Implementation status
A complete, tested implementation exists on local feature branches,
ready to push as MRs once this task has confirmed ZID allocation.
Summary of what's ready:
- function-schemata: two new definition files (Z????.json function shell + Z????.json built-in impl) and two new dependencies.json entries.
- function-orchestrator:
- src/fetchObject.js — new findLexemesByLemma, findLexemesByLemmaQuery, fetchLexemesByLemma(s), and keyForWikidataLemmaSearchID methods on ReferenceResolver, parallel to the Z6830 path.
- src/builtins.js (v1) — new BUILTIN_FIND_LEXEMES_BY_LEMMA_ handler registered in builtinFunctions and added to implementationZIDs / functionZIDs.

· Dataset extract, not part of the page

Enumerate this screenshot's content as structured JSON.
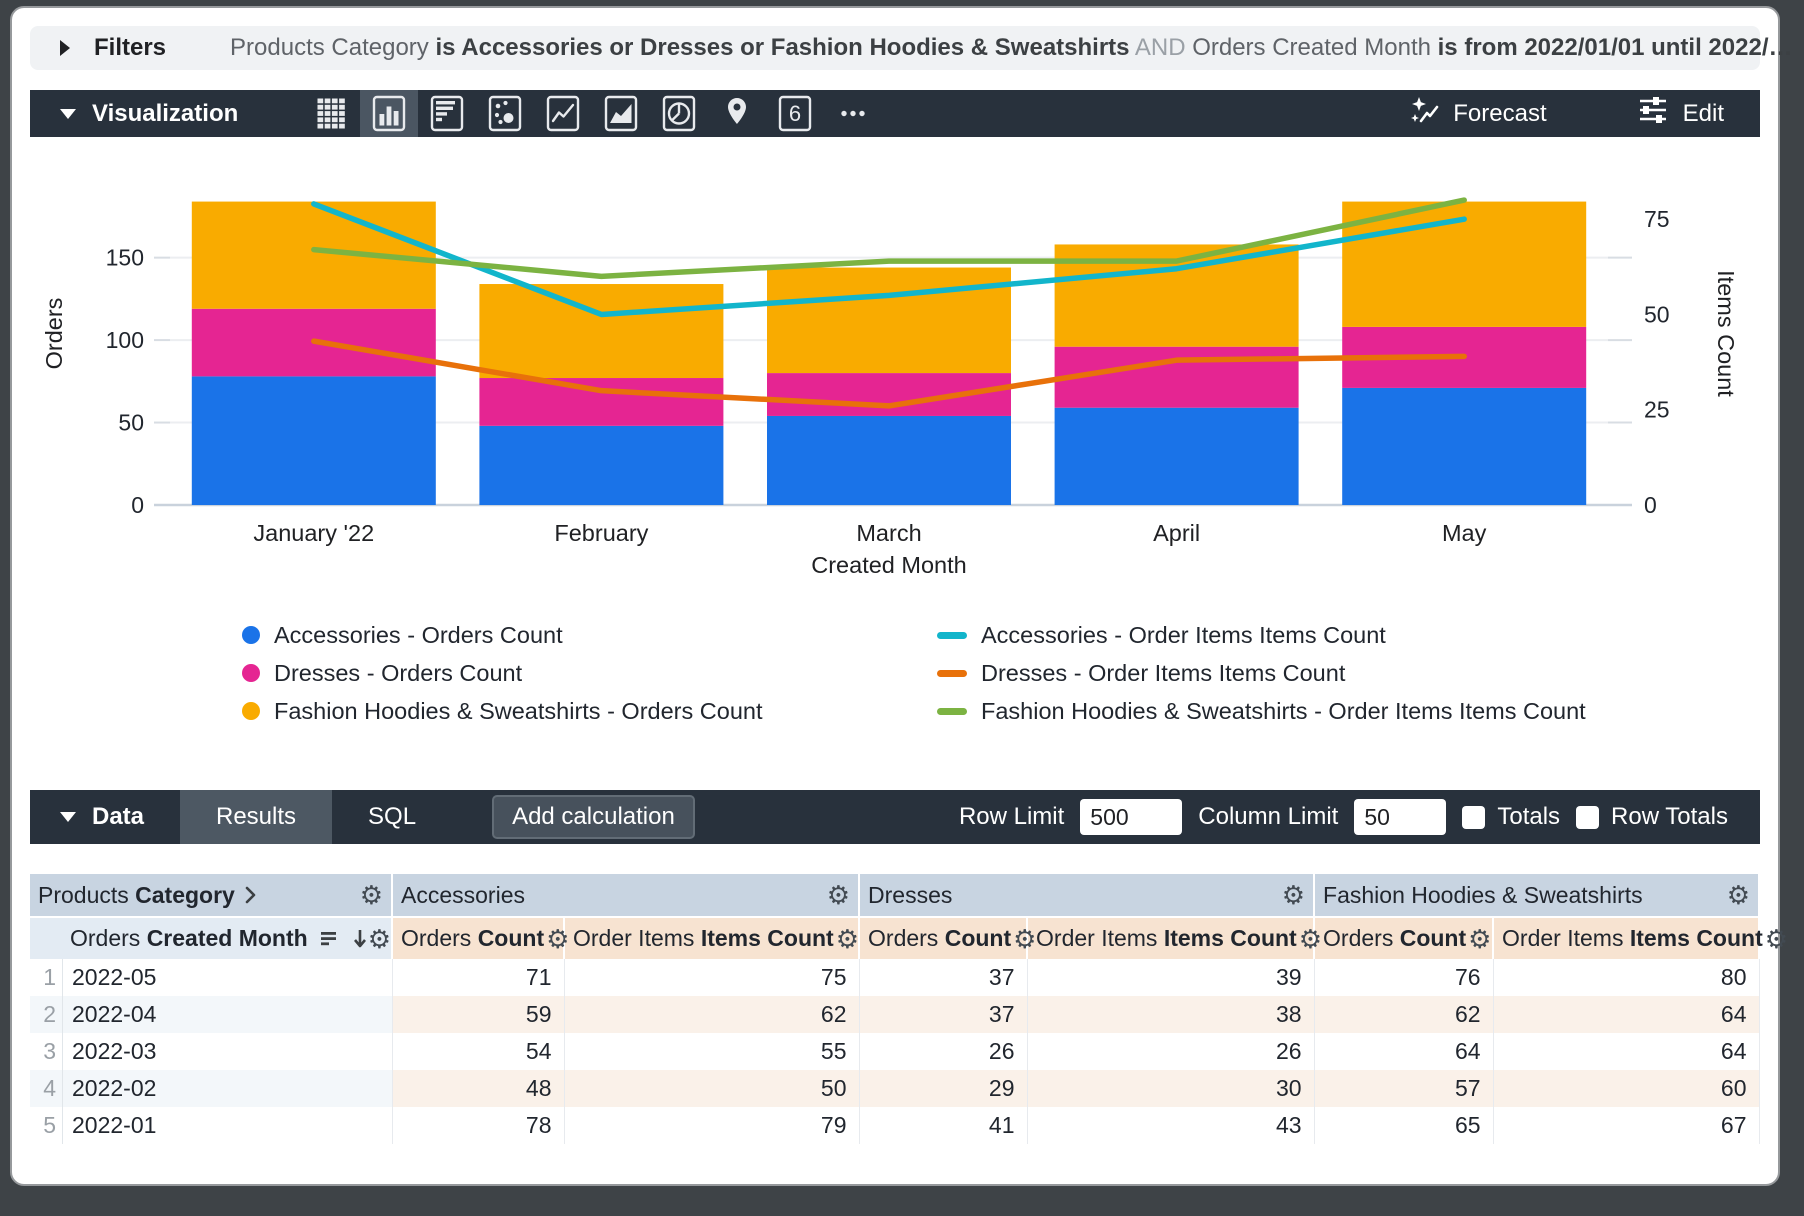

- src/transpilation/builtins.js (v2) — builtinFindLexemesByLemma handler, with the bare-Z6 unwrap via getNestedValueOrThrow (not realizeStringMemberOrThrow, which assumes the 2-level nesting of Z6091/Z6092 wrappers and throws Z516 on a bare Z6 — worth mentioning as a subtle pitfall for anyone adding bare-Z6 builtins in the future).
- test/utils/mockUtils.js — extends the WikidataQueryStub and mockWikidataActionAPI to dispatch haslemma: searches alongside the existing haswbstatement: ones.
- Unit tests (5) and end-to-end tests across v1 and v2 (6) paralleling the Z6830 suite.
Baseline 816 tests → 827 passing, no regressions, npm test clean
(includes lint under the zero-warning policy).
Request
- Please confirm or assign the user-facing Z8 ZID and the built-in Z14 ZID. Slots Z6832 and Z6932 are unused in the current function-schemata/data/definitions/ and would sit naturally next to Z6830/Z6930 and Z6831/Z6931, but happy to use whatever range the team prefers.
- Any concerns about the signature (especially the decision to drop category-filtering from v1) best raised here before the MRs land.
Happy to rework the signature if there's a better shape; the code
changes are small and easy to adjust.
Related
- T271776 — "Allow limiting lexeme searches by language" (productionised the haslemma: / haslang: CirrusSearch keywords this depends on).
- T370072 — parent task for the existing Wikidata-lexeme built-ins (Z6820/Z6825/Z6826, Z6830/Z6931). This is the natural follow-up.
- T230833 — wbsearchentities lexeme language-filter bug; the reason we go through CirrusSearch rather than wbsearchentities.